Latham took a swig of tea. “I’m not sure I’ll be able to add to what I’ve already told you,” he said.
“And that’s bullshit. You know a whole lot more than you’re saying. Why you’re holding back I couldn’t say, but I know there’s more to the story. Gwen seems like a levelheaded, rational person, but the way she speaks about Jessica Franklin is anything but that.”
“Ah, I’m afraid Gwen has blind spots in certain areas, where reason and common sense take a backseat to something altogether more hysterical.”
“And the Franklins fall into one of those areas?”
“Hmm. I’m afraid so.”
Beth took another mouthful of tea and gave an involuntary shudder. Latham noticed.
“You’re not enjoying that, a
re you?”
“It’s a bit sweet for me,” she said.
“And too strong, I expect. I’m so used to making tea like that for Gwen, I sometimes forget that not everyone has her sweet tooth.

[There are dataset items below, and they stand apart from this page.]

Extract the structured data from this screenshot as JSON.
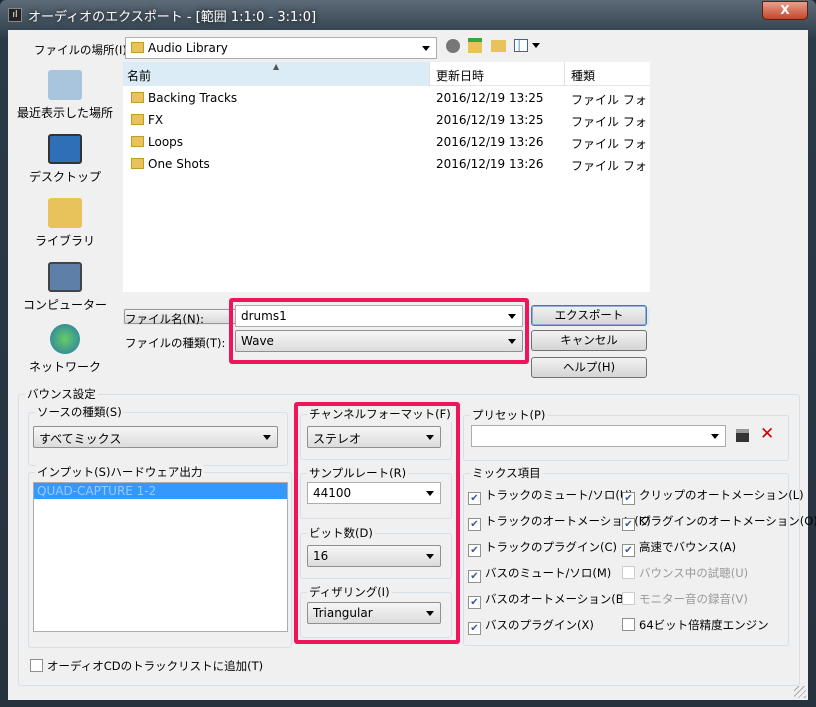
{
  "window": {
    "title": "オーディオのエクスポート - [範囲 1:1:0 - 3:1:0]",
    "close_label": "X"
  },
  "location": {
    "label": "ファイルの場所(I):",
    "value": "Audio Library"
  },
  "toolbar_icons": [
    "back-icon",
    "up-folder-icon",
    "new-folder-icon",
    "view-menu-icon"
  ],
  "places": [
    {
      "label": "最近表示した場所",
      "icon": "recent-places-icon"
    },
    {
      "label": "デスクトップ",
      "icon": "desktop-icon"
    },
    {
      "label": "ライブラリ",
      "icon": "library-icon"
    },
    {
      "label": "コンピューター",
      "icon": "computer-icon"
    },
    {
      "label": "ネットワーク",
      "icon": "network-icon"
    }
  ],
  "file_list": {
    "columns": [
      "名前",
      "更新日時",
      "種類"
    ],
    "rows": [
      {
        "name": "Backing Tracks",
        "date": "2016/12/19 13:25",
        "type": "ファイル フォ"
      },
      {
        "name": "FX",
        "date": "2016/12/19 13:25",
        "type": "ファイル フォ"
      },
      {
        "name": "Loops",
        "date": "2016/12/19 13:26",
        "type": "ファイル フォ"
      },
      {
        "name": "One Shots",
        "date": "2016/12/19 13:26",
        "type": "ファイル フォ"
      }
    ],
    "scroll_grip": "III"
  },
  "filename": {
    "label": "ファイル名(N):",
    "value": "drums1"
  },
  "filetype": {
    "label": "ファイルの種類(T):",
    "value": "Wave"
  },
  "buttons": {
    "export": "エクスポート",
    "cancel": "キャンセル",
    "help": "ヘルプ(H)"
  },
  "bounce": {
    "title": "バウンス設定",
    "source": {
      "label": "ソースの種類(S)",
      "value": "すべてミックス"
    },
    "input": {
      "label": "インプット(S)ハードウェア出力",
      "items": [
        "QUAD-CAPTURE 1-2"
      ]
    },
    "channel": {
      "label": "チャンネルフォーマット(F)",
      "value": "ステレオ"
    },
    "samplerate": {
      "label": "サンプルレート(R)",
      "value": "44100"
    },
    "bits": {
      "label": "ビット数(D)",
      "value": "16"
    },
    "dither": {
      "label": "ディザリング(I)",
      "value": "Triangular"
    },
    "preset": {
      "label": "プリセット(P)",
      "value": ""
    },
    "mix": {
      "label": "ミックス項目",
      "items": [
        {
          "label": "トラックのミュート/ソロ(U)",
          "checked": true,
          "enabled": true
        },
        {
          "label": "クリップのオートメーション(L)",
          "checked": true,
          "enabled": true
        },
        {
          "label": "トラックのオートメーション(K)",
          "checked": true,
          "enabled": true
        },
        {
          "label": "プラグインのオートメーション(O)",
          "checked": true,
          "enabled": true
        },
        {
          "label": "トラックのプラグイン(C)",
          "checked": true,
          "enabled": true
        },
        {
          "label": "高速でバウンス(A)",
          "checked": true,
          "enabled": true
        },
        {
          "label": "バスのミュート/ソロ(M)",
          "checked": true,
          "enabled": true
        },
        {
          "label": "バウンス中の試聴(U)",
          "checked": false,
          "enabled": false
        },
        {
          "label": "バスのオートメーション(B)",
          "checked": true,
          "enabled": true
        },
        {
          "label": "モニター音の録音(V)",
          "checked": false,
          "enabled": false
        },
        {
          "label": "バスのプラグイン(X)",
          "checked": true,
          "enabled": true
        },
        {
          "label": "64ビット倍精度エンジン",
          "checked": false,
          "enabled": true
        }
      ]
    },
    "cd": {
      "label": "オーディオCDのトラックリストに追加(T)",
      "checked": false
    }
  },
  "colors": {
    "highlight": "#f0145a",
    "selection": "#3399ff"
  }
}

Here, let me make you another.”
As he refilled the kettle Beth said, “There’s something odd about Stillwater.”
She watched his back stiffen.
“You knew, didn’t you?”
“I’ve heard stories,” he said, without looking round.
“Care to share?”
“Yes,” he said. “I suppose I should.”
Chapter Fourteen
“The Franklins were a difficult family,” Latham said. “As I said to you before, I only came into direct contact with him the once or twice, and it was never a comfortable experience, but, Dolores was a different kettle of fish. She had quite a high profile in the village. So much so it was difficult to avoid her, as much as one might want to.”
“And did you? Want to, I mean.”
“Oh God, yes. Didn’t manage it though. I was stuck at the school and she was always paying us visits on one pretext or another. Always causing trouble with complaints about this or that. It was the same when she visited the local shops, and various societies in the village. She was asked to leave a number of them. In fact, according to Gwen, the chairwoman of the Women’s Institute threatened to resign unless Dolores was kicked out.”
“So she was a troublemaker.”
“That and more. She was a self-styled flower child; saw herself as one of nature’s children, and dressed and behaved accordingly.”
“She doesn’t sound that bad,” Beth said. “Couldn’t she just have been a bit of a hippie? A throwback to the sixties? Harmless surely?”
“I take your point, and if she’d been all love beads and pot I’d agree with you, but there was more to Dolores than that. Gwen crossed swords with her a number of times and she still describes Dolores Franklin as thoroughly evil, and Gwen isn’t one to think badly of people.” He finished making a fresh mug of tea, and set it down in front of her. “Try that.”